A storm stretching 777 miles, with a diameter of 140 miles hit the Quad Cities and much of the rest of the state(s) of Iowa, Illinois an Nebrasks (among others) cut a wide swath of destruction and downed power lines.
I was on the phone at roughly 2 p.m. when the wind began throwing branches against the windows and roof. We’ve lived in the house since 1970 and been through many tornado-like episodes, but this one was the worst.
A gigantic dead tree fell between the house next door and the second house down from us as you
head into the right end of our dumb-bell shaped court. All our power was out until late Tuesday night, and this condition was quite universal, with 180,000 or so with no power in Cedar Rapids and about 75,000 each in Des Moines and the Quad Cities. The Internet was also wiped out by the storm.
I’ve canceled my Thursday night podcast and re-scheduled author Jon Land for Thursday, August 20th, when we will talk about his newest book, “Strong from the Heart,” the eleventh entry in the Caitlin Strong series about a female Texas Ranger. John has written over 43 novels, and I’ve read and reviewed three of them. This is the best one yet, and I’m sure it will be a good program, “live,” on THursday, August 20th.
But returning to the storm and its consequences.
In Cedar Rapids, a curfew was imposed. The city was dark and it was almost impossible to purchase gas. (Here, it was food).
My sister’s house in Marion supposedly lost at least 10 old trees from near her and, as he drove home, my nephew reported that his building at an architectural firm had been evacuated after the outer shingling began peeling off and blowing away, plus, there was a gas leak.
I’ve been through one tornado (too young to remember it), where we crouched in a storm shelter as the roof from the nearby St. John’s Church was ripped off and much of it was partially dropped in my back yard. (My father built me a playhouse with the wood.) I’ve been through blizzards and floods, but this “hurricane on land” was quite unique.

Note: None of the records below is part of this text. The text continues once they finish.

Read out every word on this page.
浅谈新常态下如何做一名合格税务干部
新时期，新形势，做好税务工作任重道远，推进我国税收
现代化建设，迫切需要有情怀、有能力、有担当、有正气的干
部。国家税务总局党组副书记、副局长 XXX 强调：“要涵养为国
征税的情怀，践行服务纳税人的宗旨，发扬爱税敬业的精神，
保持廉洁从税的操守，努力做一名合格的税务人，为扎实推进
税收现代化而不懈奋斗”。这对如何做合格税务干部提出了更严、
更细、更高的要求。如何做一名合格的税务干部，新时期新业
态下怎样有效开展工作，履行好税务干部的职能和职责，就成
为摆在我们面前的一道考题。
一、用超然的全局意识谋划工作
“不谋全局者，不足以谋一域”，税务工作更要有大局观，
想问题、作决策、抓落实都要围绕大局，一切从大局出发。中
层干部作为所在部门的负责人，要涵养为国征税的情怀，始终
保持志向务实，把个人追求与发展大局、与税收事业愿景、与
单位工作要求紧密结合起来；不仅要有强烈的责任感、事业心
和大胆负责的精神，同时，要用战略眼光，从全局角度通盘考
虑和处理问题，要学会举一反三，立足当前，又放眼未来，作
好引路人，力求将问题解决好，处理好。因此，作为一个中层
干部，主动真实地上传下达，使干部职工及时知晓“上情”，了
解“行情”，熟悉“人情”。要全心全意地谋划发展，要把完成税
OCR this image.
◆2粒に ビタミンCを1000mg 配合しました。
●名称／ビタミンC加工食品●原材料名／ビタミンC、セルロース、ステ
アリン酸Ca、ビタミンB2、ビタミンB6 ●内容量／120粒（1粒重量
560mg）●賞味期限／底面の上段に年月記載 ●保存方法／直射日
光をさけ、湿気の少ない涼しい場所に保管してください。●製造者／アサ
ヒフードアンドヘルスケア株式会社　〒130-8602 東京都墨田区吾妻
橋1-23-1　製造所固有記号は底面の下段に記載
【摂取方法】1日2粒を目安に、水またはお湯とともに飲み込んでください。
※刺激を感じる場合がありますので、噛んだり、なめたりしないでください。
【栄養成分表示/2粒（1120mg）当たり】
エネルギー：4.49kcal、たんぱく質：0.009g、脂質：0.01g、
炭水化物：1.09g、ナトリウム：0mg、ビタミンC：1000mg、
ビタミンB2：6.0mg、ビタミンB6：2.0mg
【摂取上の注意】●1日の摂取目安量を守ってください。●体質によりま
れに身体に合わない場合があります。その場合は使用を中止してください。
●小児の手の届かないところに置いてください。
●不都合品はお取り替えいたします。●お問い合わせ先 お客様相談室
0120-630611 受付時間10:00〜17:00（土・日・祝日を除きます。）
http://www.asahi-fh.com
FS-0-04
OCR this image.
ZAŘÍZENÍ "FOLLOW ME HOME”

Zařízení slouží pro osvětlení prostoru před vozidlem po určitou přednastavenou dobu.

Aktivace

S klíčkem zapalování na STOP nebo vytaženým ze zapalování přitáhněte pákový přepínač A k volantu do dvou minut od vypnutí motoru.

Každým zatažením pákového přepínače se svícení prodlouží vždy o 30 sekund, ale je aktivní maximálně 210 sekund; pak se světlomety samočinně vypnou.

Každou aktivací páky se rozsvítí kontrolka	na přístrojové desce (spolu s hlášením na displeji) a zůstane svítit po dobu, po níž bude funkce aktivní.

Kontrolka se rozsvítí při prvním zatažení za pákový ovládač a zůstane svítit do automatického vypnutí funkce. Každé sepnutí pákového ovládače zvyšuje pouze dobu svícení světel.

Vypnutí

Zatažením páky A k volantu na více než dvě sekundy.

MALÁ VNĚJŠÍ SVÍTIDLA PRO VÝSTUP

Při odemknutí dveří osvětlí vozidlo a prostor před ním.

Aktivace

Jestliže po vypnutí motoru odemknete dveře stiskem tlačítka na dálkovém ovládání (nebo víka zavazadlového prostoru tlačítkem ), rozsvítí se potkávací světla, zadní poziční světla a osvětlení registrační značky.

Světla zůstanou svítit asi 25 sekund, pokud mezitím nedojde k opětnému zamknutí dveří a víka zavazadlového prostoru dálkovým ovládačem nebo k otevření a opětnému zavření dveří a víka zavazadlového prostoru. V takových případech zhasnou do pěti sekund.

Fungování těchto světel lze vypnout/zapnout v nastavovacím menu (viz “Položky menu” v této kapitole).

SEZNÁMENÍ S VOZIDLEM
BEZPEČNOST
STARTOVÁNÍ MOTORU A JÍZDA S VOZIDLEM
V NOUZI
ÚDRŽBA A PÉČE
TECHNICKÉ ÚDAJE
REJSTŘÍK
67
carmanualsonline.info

It doesn’t help at all to have read in my Iowa newsletter that the original definition of a decheco was described by an Iowa alum in the 19th century.
So, a pandemic, Murder Hornets, weird packets of seeds from China, Donald J. Trump and, now, the decheco storm of all storms. I read that this was much like a hurricane on land but that the name of the phenomenon comes from the fact that it goes directly through the area. Counties in Iowa were declared disaster areas and roughly 1/3 of the corn crop may have been lost to the storm.